India’s headline inflation captured by wholesale price index (WPI) rose 6.46 per cent last month, higher than analyst expectations and the fastest year-on-year monthly increase since February this year, setting a stage for further monetary tightening. The Indian central bank is scheduled to announce the quarterly review of monetary policy on October 29.
Last month, the new chief of the Indian central bank Raghuram Rajan took the market by surprise by raising key policy repo rate by 25 bps to 7.5 per cent in a hawkish attempt to fight inflation in his first monetary policy review.
RBI pointed out that inflation is high and household financial saving is lower than desirable, adding that as the inflationary consequences of exchange rate depreciation and suppressed inflation play out, they will offset some of the disinflationary effects of a better harvest and the negative output gap. It had added that WPI inflation, which had eased in Q1 of 2013-14, has started rising again as the pass-through of fuel price increases has been compounded by a sharp depreciation of the rupee and rising international commodity prices.
The provisional data, released on Monday, showed inflation rose 6.46 per cent in September over the year ago period as against 6.1 per cent in August and 8.07 per cent during the corresponding month of the previous year (September 2012 over September 2011). The inflation rate in the financial year so far was pegged at 5.64 per cent.
Inflation rate has been on a downward trend from an average of over 9 per cent in 2011 had around 7.5 per cent last calendar year.
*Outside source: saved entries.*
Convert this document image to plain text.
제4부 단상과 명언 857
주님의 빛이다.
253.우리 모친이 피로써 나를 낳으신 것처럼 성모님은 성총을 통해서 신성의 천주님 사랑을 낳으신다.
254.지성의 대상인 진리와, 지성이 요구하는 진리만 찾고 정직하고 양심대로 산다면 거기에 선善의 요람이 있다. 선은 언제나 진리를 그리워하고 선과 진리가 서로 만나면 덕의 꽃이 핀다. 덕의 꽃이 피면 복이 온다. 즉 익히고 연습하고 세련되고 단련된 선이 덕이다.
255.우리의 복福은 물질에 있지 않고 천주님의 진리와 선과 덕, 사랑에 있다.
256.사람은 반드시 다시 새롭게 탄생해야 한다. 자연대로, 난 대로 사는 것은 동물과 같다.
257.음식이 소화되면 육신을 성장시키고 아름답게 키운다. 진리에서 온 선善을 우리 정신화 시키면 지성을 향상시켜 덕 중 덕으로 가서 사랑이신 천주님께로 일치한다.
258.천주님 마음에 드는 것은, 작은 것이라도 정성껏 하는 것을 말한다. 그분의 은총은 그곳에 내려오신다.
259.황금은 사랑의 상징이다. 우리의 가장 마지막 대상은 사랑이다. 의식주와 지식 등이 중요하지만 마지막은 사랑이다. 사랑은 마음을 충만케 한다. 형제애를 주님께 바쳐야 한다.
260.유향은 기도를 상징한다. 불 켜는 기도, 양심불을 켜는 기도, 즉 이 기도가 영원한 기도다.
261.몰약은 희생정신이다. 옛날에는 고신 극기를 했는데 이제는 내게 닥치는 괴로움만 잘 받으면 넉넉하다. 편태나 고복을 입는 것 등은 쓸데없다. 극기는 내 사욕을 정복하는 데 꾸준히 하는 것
In the current year the headline inflation rate sported a secular decline from 7.3 per cent in January to 4.6 per cent in the month of May, one of the lowest rates in recent years. However, this picked up again and September marks the fourth month on trot when it has increased.
The rise in overall inflation was led by price increase of primary articles and fuel & power, which comprise a little over a third of the index.
Primary articles prices rose 13.5 per cent due to sharp 18 per cent rise in price of food articles in particular rice, vegetables, fruit, onion and egg, meat & fish. Price of fibres also rise around 20 per cent adding to rise in inflation of primary articles as a category.
The fuel & power category saw price rising 10 per cent led by 20 per cent increase in price of high speed diesel while price of petrol and LPG increased 9 per cent each.
Manufactured products saw just 2 per cent rise in prices last month as against 6.47 per cent rise in September 2012 over the same month the previous year.